Tickled

Contributed by Donald Walker (copyright)

July 1960 brings to mind a tale. My wife and I were newly married and decided to have a day in the country visiting a farm. I used to go to this farm as a boy with my father to collect holly. My father was a florist. At Christmas time we made holly wreaths, all the hedgerows on this farm abounded with holly. We took a picnic with us and spent our time wandering around the fields and coppices. There were plenty of things to see, rabbits, pheasants, grouse, a field mouse, we even saw an owl.

Eventually we came to a little stream, so we decided to follow its course and see where it went. There were plenty of deep holes along its course, and in one of them we saw a flash and a swirl. I couldn't believe that it was a large fish in such a small stream. We sat down quietly and waited, after a short time the fish reappeared. What to do? I didn't have my fishing rod with me. My wife came up with an idea, she had heard that you could tickle fish, sort of lull them into a trance, then grab them. I'll have a go at that I said, and so I sneaked up to the pool where the fish was sunning itself, but the fish saw me and moved off at great speed. I saw where it went this time, under an overhanging bank. I worked my way round the pool so I was right over where the fish was hiding. I rolled my sleeve up and lay on my stomach, and slowly I eased my hand into the water.
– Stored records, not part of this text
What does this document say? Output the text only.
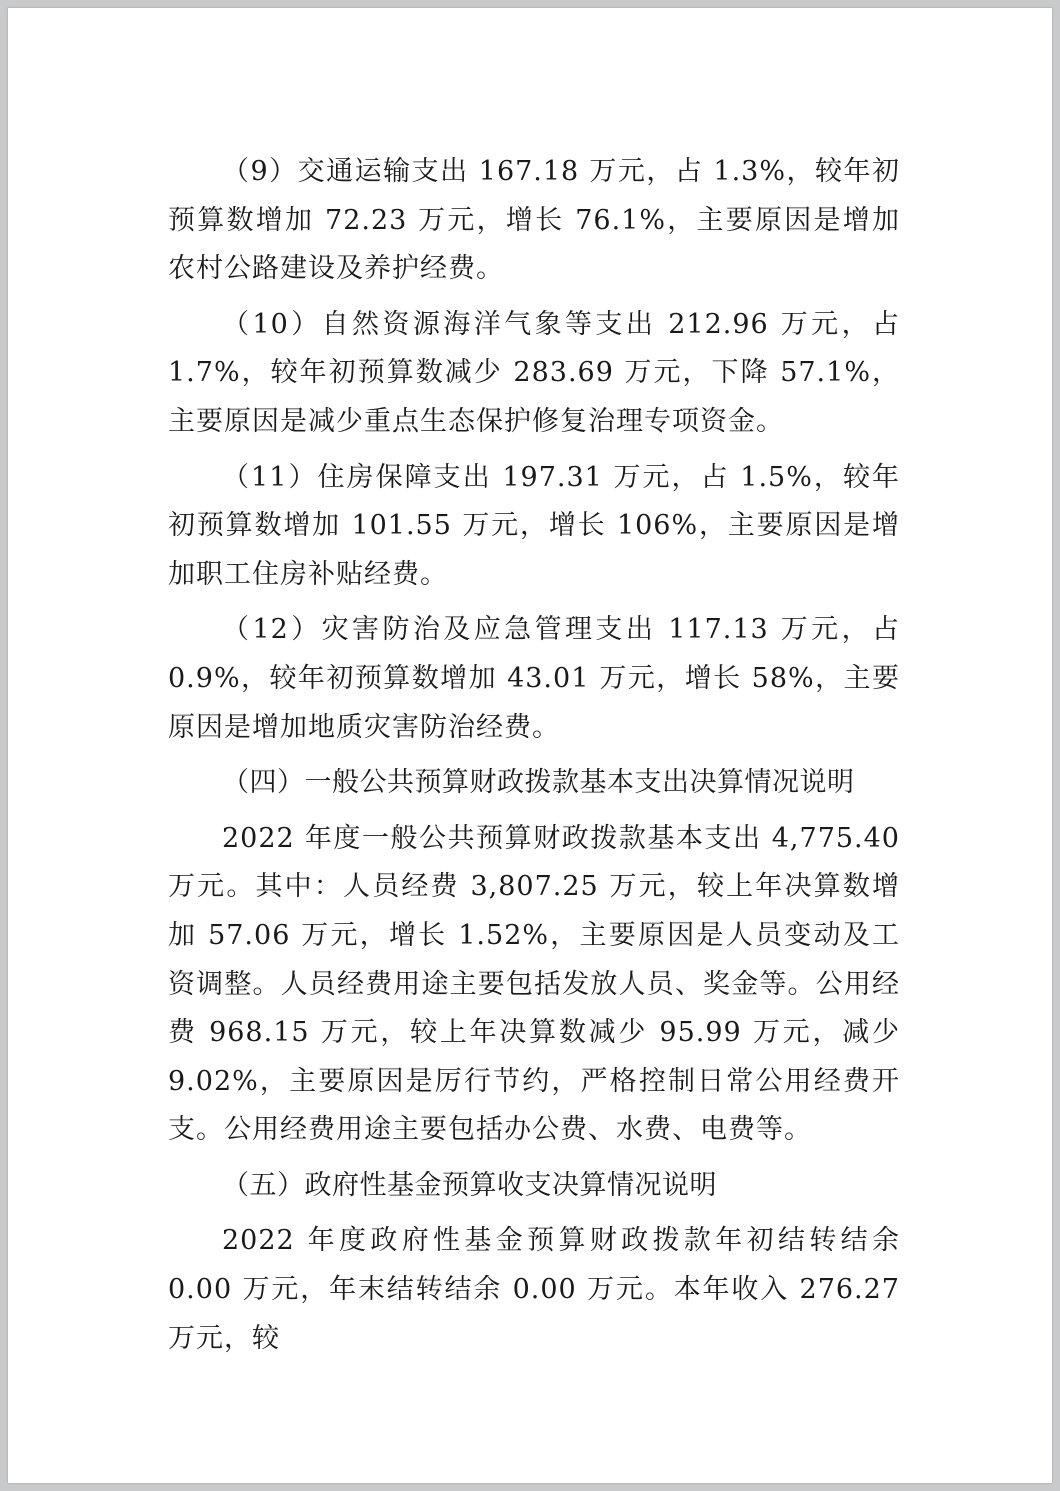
（9）交通运输支出 167.18 万元，占 1.3%，较年初预算数增加 72.23 万元，增长 76.1%，主要原因是增加农村公路建设及养护经费。

（10）自然资源海洋气象等支出 212.96 万元，占 1.7%，较年初预算数减少 283.69 万元，下降 57.1%，主要原因是减少重点生态保护修复治理专项资金。

（11）住房保障支出 197.31 万元，占 1.5%，较年初预算数增加 101.55 万元，增长 106%，主要原因是增加职工住房补贴经费。

（12）灾害防治及应急管理支出 117.13 万元，占 0.9%，较年初预算数增加 43.01 万元，增长 58%，主要原因是增加地质灾害防治经费。

（四）一般公共预算财政拨款基本支出决算情况说明

2022 年度一般公共预算财政拨款基本支出 4,775.40 万元。其中：人员经费 3,807.25 万元，较上年决算数增加 57.06 万元，增长 1.52%，主要原因是人员变动及工资调整。人员经费用途主要包括发放人员、奖金等。公用经费 968.15 万元，较上年决算数减少 95.99 万元，减少 9.02%，主要原因是厉行节约，严格控制日常公用经费开支。公用经费用途主要包括办公费、水费、电费等。

（五）政府性基金预算收支决算情况说明

2022 年度政府性基金预算财政拨款年初结转结余 0.00 万元，年末结转结余 0.00 万元。本年收入 276.27 万元，较
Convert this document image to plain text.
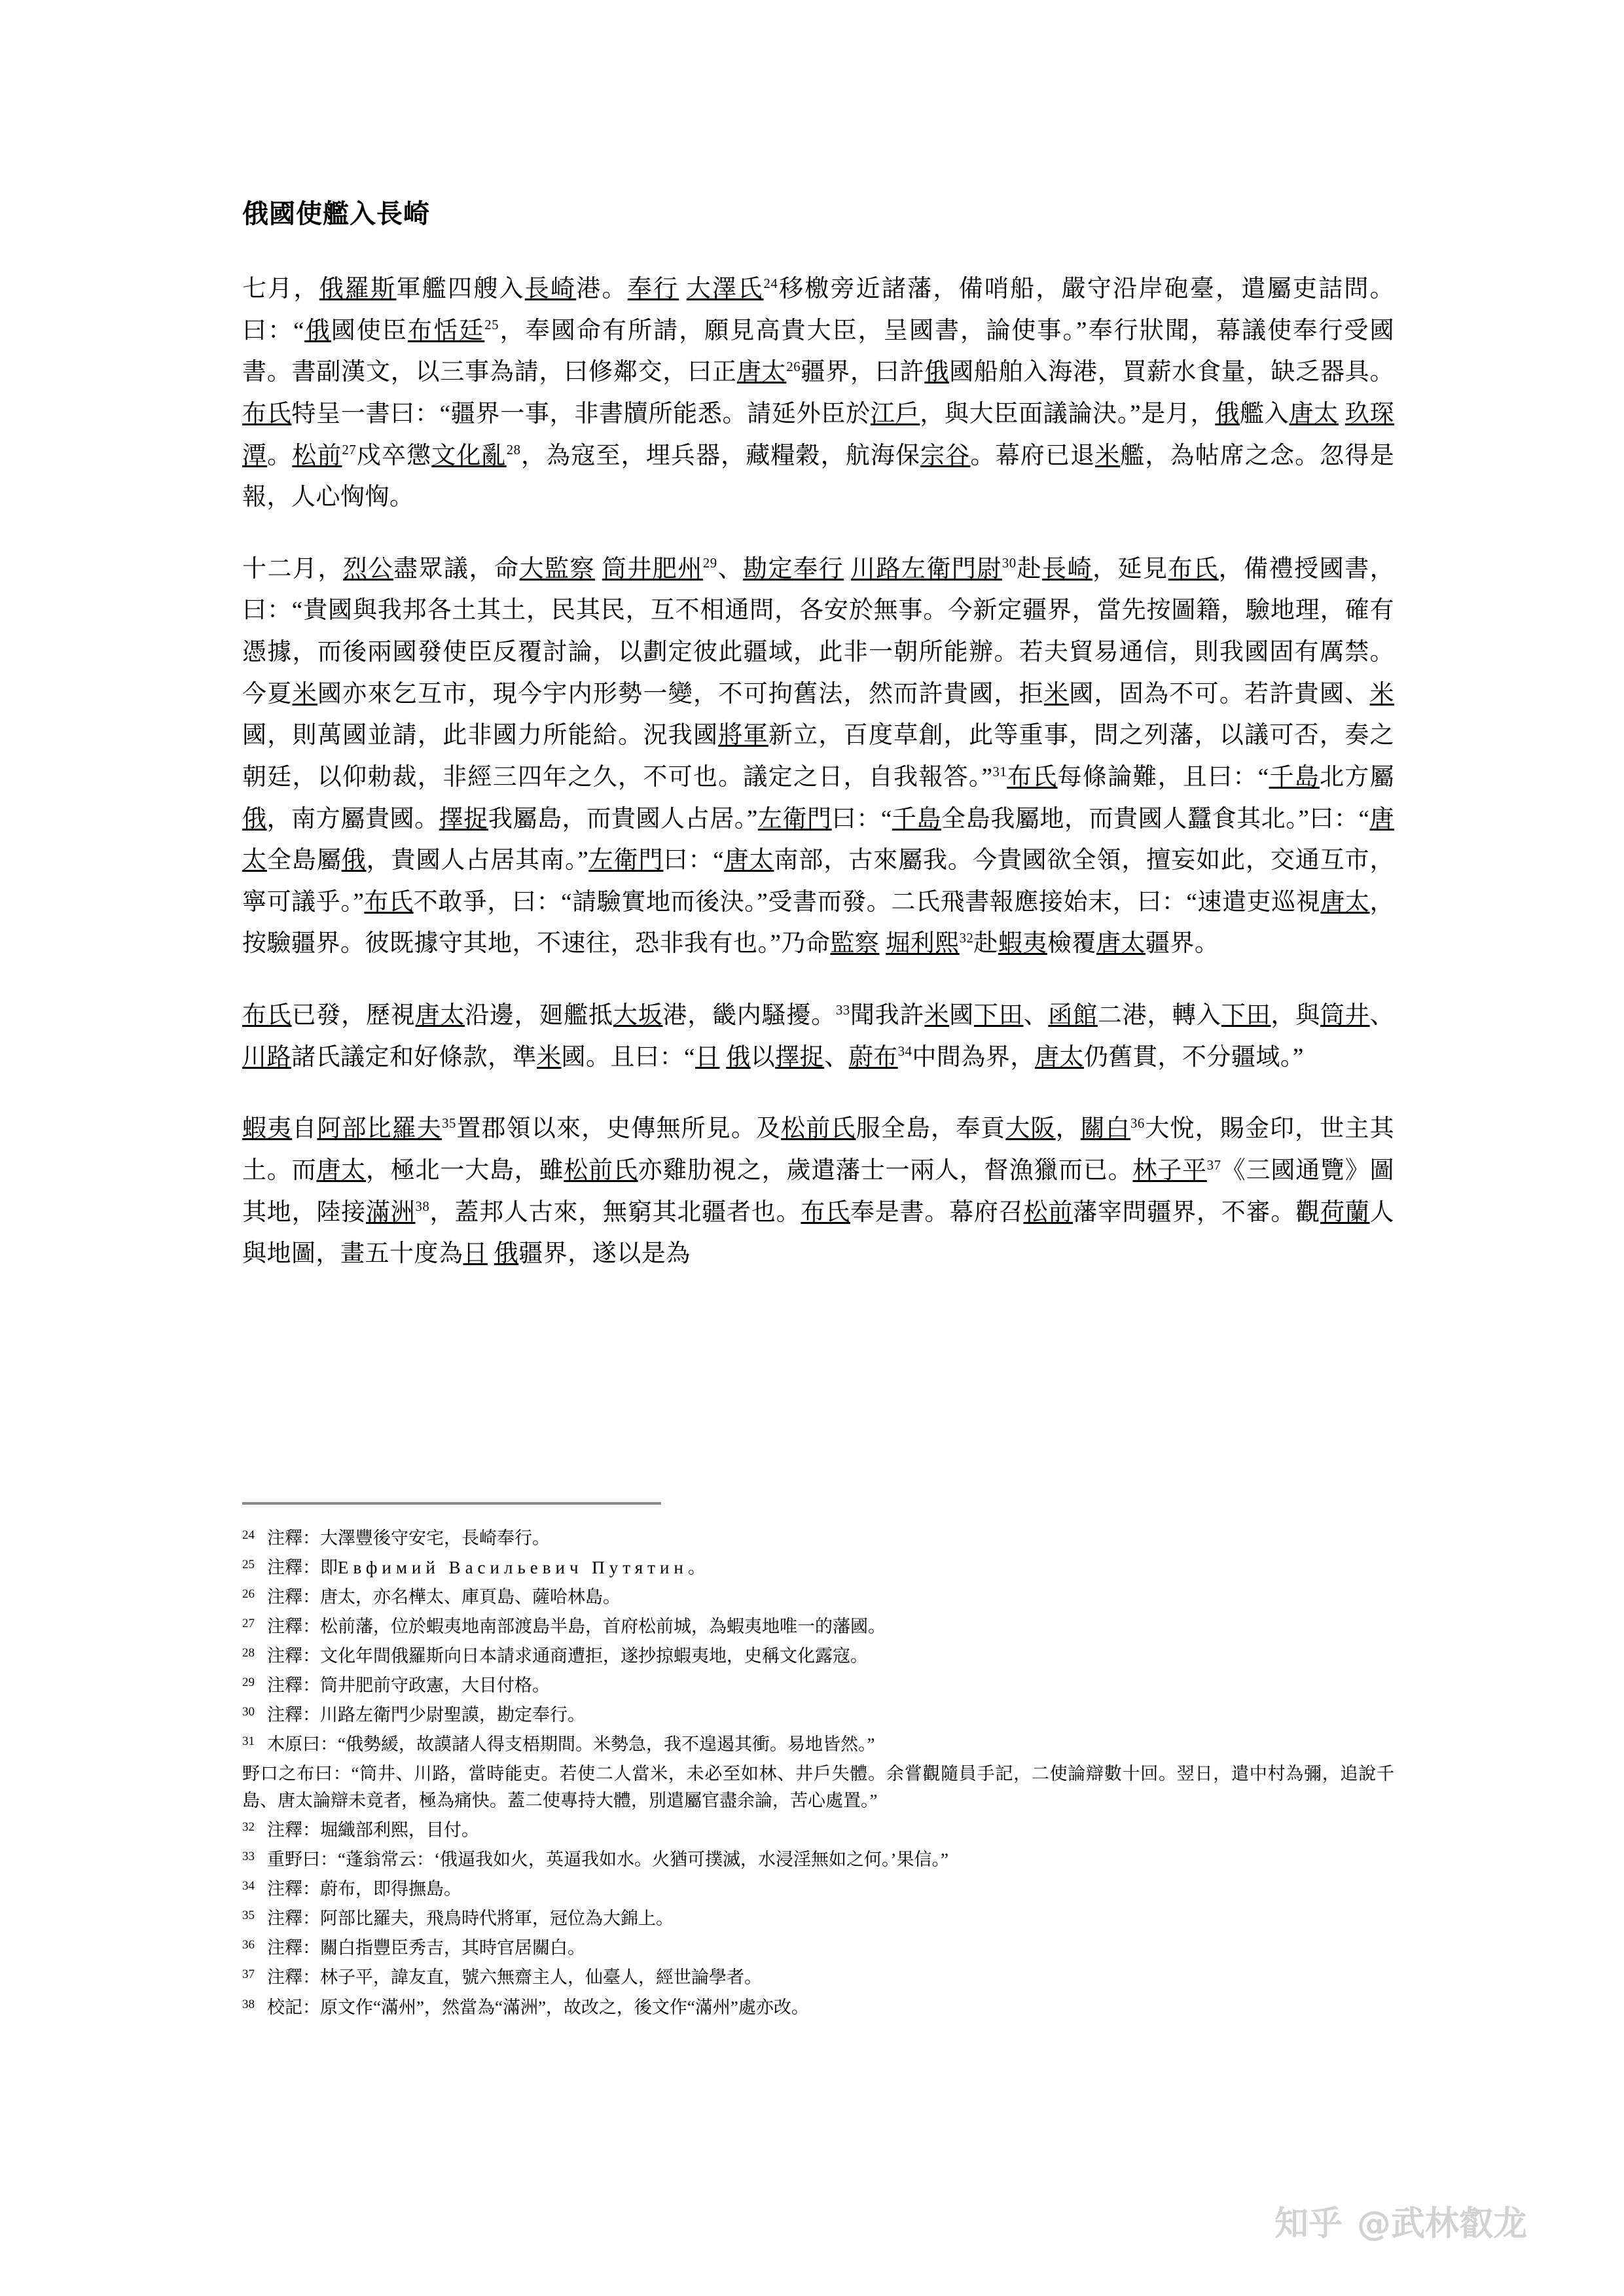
俄國使艦入長崎

七月，俄羅斯軍艦四艘入長崎港。奉行 大澤氏$^{24}$移檄旁近諸藩，備哨船，嚴守沿岸砲臺，遣屬吏詰問。曰：“俄國使臣布恬廷$^{25}$，奉國命有所請，願見高貴大臣，呈國書，論使事。”奉行狀聞，幕議使奉行受國書。書副漢文，以三事為請，曰修鄰交，曰正唐太$^{26}$疆界，曰許俄國船舶入海港，買薪水食量，缺乏器具。布氏特呈一書曰：“疆界一事，非書牘所能悉。請延外臣於江戶，與大臣面議論決。”是月，俄艦入唐太 玖琛潭。松前$^{27}$戍卒懲文化亂$^{28}$，為寇至，埋兵器，藏糧穀，航海保宗谷。幕府已退米艦，為帖席之念。忽得是報，人心恟恟。

十二月，烈公盡眾議，命大監察 筒井肥州$^{29}$、勘定奉行 川路左衛門尉$^{30}$赴長崎，延見布氏，備禮授國書，曰：“貴國與我邦各土其土，民其民，互不相通問，各安於無事。今新定疆界，當先按圖籍，驗地理，確有憑據，而後兩國發使臣反覆討論，以劃定彼此疆域，此非一朝所能辦。若夫貿易通信，則我國固有厲禁。今夏米國亦來乞互市，現今宇内形勢一變，不可拘舊法，然而許貴國，拒米國，固為不可。若許貴國、米國，則萬國並請，此非國力所能給。況我國將軍新立，百度草創，此等重事，問之列藩，以議可否，奏之朝廷，以仰勅裁，非經三四年之久，不可也。議定之日，自我報答。”$^{31}$布氏每條論難，且曰：“千島北方屬俄，南方屬貴國。擇捉我屬島，而貴國人占居。”左衛門曰：“千島全島我屬地，而貴國人蠶食其北。”曰：“唐太全島屬俄，貴國人占居其南。”左衛門曰：“唐太南部，古來屬我。今貴國欲全領，擅妄如此，交通互市，寧可議乎。”布氏不敢爭，曰：“請驗實地而後決。”受書而發。二氏飛書報應接始末，曰：“速遣吏巡視唐太，按驗疆界。彼既據守其地，不速往，恐非我有也。”乃命監察 堀利熙$^{32}$赴蝦夷檢覆唐太疆界。

布氏已發，歷視唐太沿邊，廻艦抵大坂港，畿内騷擾。$^{33}$聞我許米國下田、函館二港，轉入下田，與筒井、川路諸氏議定和好條款，準米國。且曰：“日 俄以擇捉、蔚布$^{34}$中間為界，唐太仍舊貫，不分疆域。”

蝦夷自阿部比羅夫$^{35}$置郡領以來，史傳無所見。及松前氏服全島，奉貢大阪，關白$^{36}$大悅，賜金印，世主其土。而唐太，極北一大島，雖松前氏亦雞肋視之，歲遣藩士一兩人，督漁獵而已。林子平$^{37}$《三國通覽》圖其地，陸接滿洲$^{38}$，蓋邦人古來，無窮其北疆者也。布氏奉是書。幕府召松前藩宰問疆界，不審。觀荷蘭人與地圖，畫五十度為日 俄疆界，遂以是為

24 注釋：大澤豐後守安宅，長崎奉行。
25 注釋：即Евфимий Васильевич Путятин。
26 注釋：唐太，亦名樺太、庫頁島、薩哈林島。
27 注釋：松前藩，位於蝦夷地南部渡島半島，首府松前城，為蝦夷地唯一的藩國。
28 注釋：文化年間俄羅斯向日本請求通商遭拒，遂抄掠蝦夷地，史稱文化露寇。
29 注釋：筒井肥前守政憲，大目付格。
30 注釋：川路左衛門少尉聖謨，勘定奉行。
31 木原曰：“俄勢緩，故謨諸人得支梧期間。米勢急，我不遑遏其衝。易地皆然。”
野口之布曰：“筒井、川路，當時能吏。若使二人當米，未必至如林、井戶失體。余嘗觀隨員手記，二使論辯數十回。翌日，遣中村為彌，追說千島、唐太論辯未竟者，極為痛快。蓋二使專持大體，別遣屬官盡余論，苦心處置。”
32 注釋：堀織部利熙，目付。
33 重野曰：“蓬翁常云：‘俄逼我如火，英逼我如水。火猶可撲滅，水浸淫無如之何。’果信。”
34 注釋：蔚布，即得撫島。
35 注釋：阿部比羅夫，飛鳥時代將軍，冠位為大錦上。
36 注釋：關白指豐臣秀吉，其時官居關白。
37 注釋：林子平，諱友直，號六無齋主人，仙臺人，經世論學者。
38 校記：原文作“滿州”，然當為“滿洲”，故改之，後文作“滿州”處亦改。
知乎 @武林叡龙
Suddenly I touched it! The fish dashed off, so I didn't move I just waited and hoped.

Five minutes later just as I was giving up hope the fish came into its hiding place. I felt a thrill of excitement surge through me as it touched my fingers. I moved along a little, yes there it was. I started to stroke it. Gently does it; I wondered how long I would have to do it so I thought I'd have a go at grabbing it, I counted to ten and made my grab and oh my goodness I had it in my hand, but it struggled and slipped through my fingers. Shame! or some words to that effect. It swam off somewhere so we thought we would go off and give the fish a chance to settle down, well we knew just where it lived and expected it would come back.

Half an hour later we were back at the pool and there was the fish, it disappeared straight to its hiding place. We were back in business! Same as before and I was soon stroking the fish. Gently gently longer than before. I was working it out in my mind just how 1 was going to do it this time. 15 minutes I stroked that fish, I'll bet it went to sleep. Grab! I had it! and I threw it up the bank. No mistakes this time. A fine trout, I took it to show the farmer who didn't believe I'd just caught it in his little stream.

Later at home we cooked that trout which weighed a pound and a half. The fish was a first for both my wife and myself. It was the first trout I'd caught that was big enough to take, and it was the first trout my wife had cooked.